A large number of them were regarding a speech made by First Minister Humza Yousaf back in 2020, when he highlighted white people in prominent roles. 

Community safety minister Siobhian Brown defended the new law on the BBC's Good Morning Scotland show this morning.

She also revealed that a "fake complaint" was made using her name and contact details on Monday.

Ms Brown, who represents Ayr, Prestwick and Troon, told the programme that people were making "fake and vexatious complaints".

Police Scotland said complaints about Mr Yousaf's speech were assessed at the time, with no crime committed and no action taken.

The new law will not apply retrospectively.

The force's contact, command and control centres are handling the complaints under the new law. They said they had been extremely busy but were coping with the number of complaints

Ms Brown told BBC Radio's Good Morning Scotland programme that "misinformation" and publicity had led to the high number of reports.

She also confirmed that a "fake complaint" was made using her name and contact details on Monday.

Police say that to be regarded as a potential crime under the new legislation, the statement made has to be "threatening or abusive with the intent to stir up hatred towards an individual" which would cause them to have fear or alarm.

Ms Brown described it as a "very, very high threshold for criminality".

The MSP continued: "We've been very clear within the Act.

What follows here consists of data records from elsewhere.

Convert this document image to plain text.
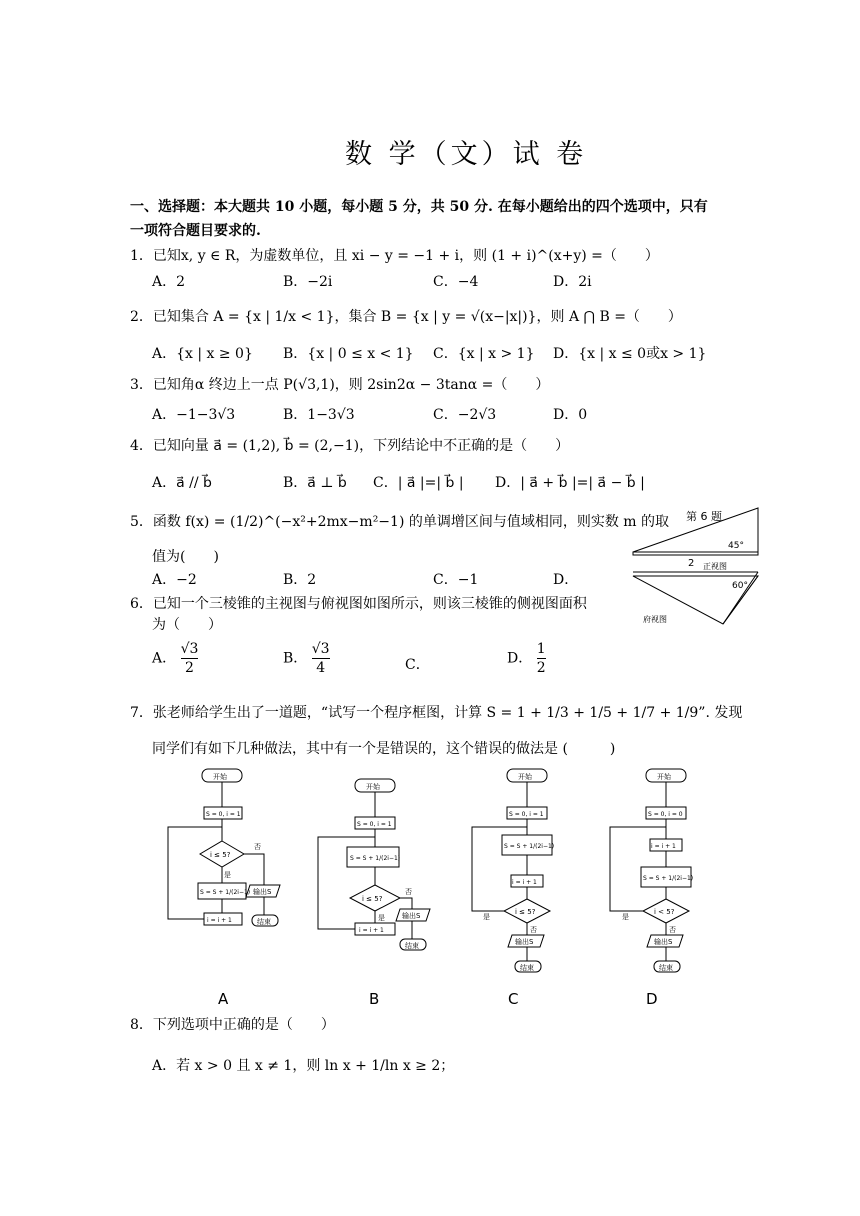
数 学（文）试 卷
一、选择题：本大题共 10 小题，每小题 5 分，共 50 分. 在每小题给出的四个选项中，只有
一项符合题目要求的.
1．已知x, y ∈ R，为虚数单位，且 xi − y = −1 + i，则 (1 + i)^(x+y) =（　　）
A．2	B．−2i	C．−4	D．2i
2．已知集合 A = {x | 1/x < 1}，集合 B = {x | y = √(x−|x|)}，则 A ⋂ B =（　　）
A．{x | x ≥ 0} B．{x | 0 ≤ x < 1} C．{x | x > 1} D．{x | x ≤ 0或x > 1}
3．已知角α 终边上一点 P(√3,1)，则 2sin2α − 3tanα =（　　）
A．−1−3√3	B．1−3√3	C．−2√3	D．0
4．已知向量 a⃗ = (1,2), b⃗ = (2,−1)，下列结论中不正确的是（　　）
A．a⃗ // b⃗	B．a⃗ ⊥ b⃗ C．| a⃗ |=| b⃗ | D．| a⃗ + b⃗ |=| a⃗ − b⃗ |
5．函数 f(x) = (1/2)^(−x²+2mx−m²−1) 的单调增区间与值域相同，则实数 m 的取
值为(　　)
A．−2	B．2	C．−1	D．
6．已知一个三棱锥的主视图与俯视图如图所示，则该三棱锥的侧视图面积
为（　　）
A． $\frac{√3}{2}$	B． $\frac{√3}{4}$	C．	D． $\frac{1}{2}$
第 6 题
45°
2 正视图
60°
府视图
7．张老师给学生出了一道题，“试写一个程序框图，计算 S = 1 + 1/3 + 1/5 + 1/7 + 1/9”. 发现
同学们有如下几种做法，其中有一个是错误的，这个错误的做法是 (　　　)
开始
S = 0, i = 1
i ≤ 5?
S = S + 1/(2i−1)
i = i + 1
否
是
输出S
结束
A
开始
S = 0, i = 1
S = S + 1/(2i−1)
i ≤ 5?
否
输出S
结束
是
i = i + 1
B
开始
S = 0, i = 1
S = S + 1/(2i−1)
i = i + 1
i ≤ 5?
是
否
输出S
结束
C
开始
S = 0, i = 0
i = i + 1
S = S + 1/(2i−1)
i < 5?
是
否
输出S
结束
D
8．下列选项中正确的是（　　）
A．若 x > 0 且 x ≠ 1，则 ln x + 1/ln x ≥ 2；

This is not about restricting freedom of expression, it is to protect."

The Hate Crime and Public Order (Scotland) Act 2021 covers age, disability, religion, sexual orientation, transgender identity or being intersex and the maximum penalty is seven years in prison.

Stirring up hatred based on race was already illegal under the UK Public Order Act. 

In a series of inflammatory posts this week, Harry Potter author JK Rowling described several transgender women as men, including prisoners, trans activists and other public figures - and dared police to arrest her.

Police said the writer's comments did not breach the new legislation.

Scottish Conservative MSP Murdo Fraser told BBC Radio Scotland: "Police time is being taken up looking at which might well be vexatious complaints.

"The way the police in Scotland have been messaging this, actively encouraging complaints, has led to this deluge, every one one of which they have said they will investigate.

"I'll be surprised if any of these complaints end up with a prosecution."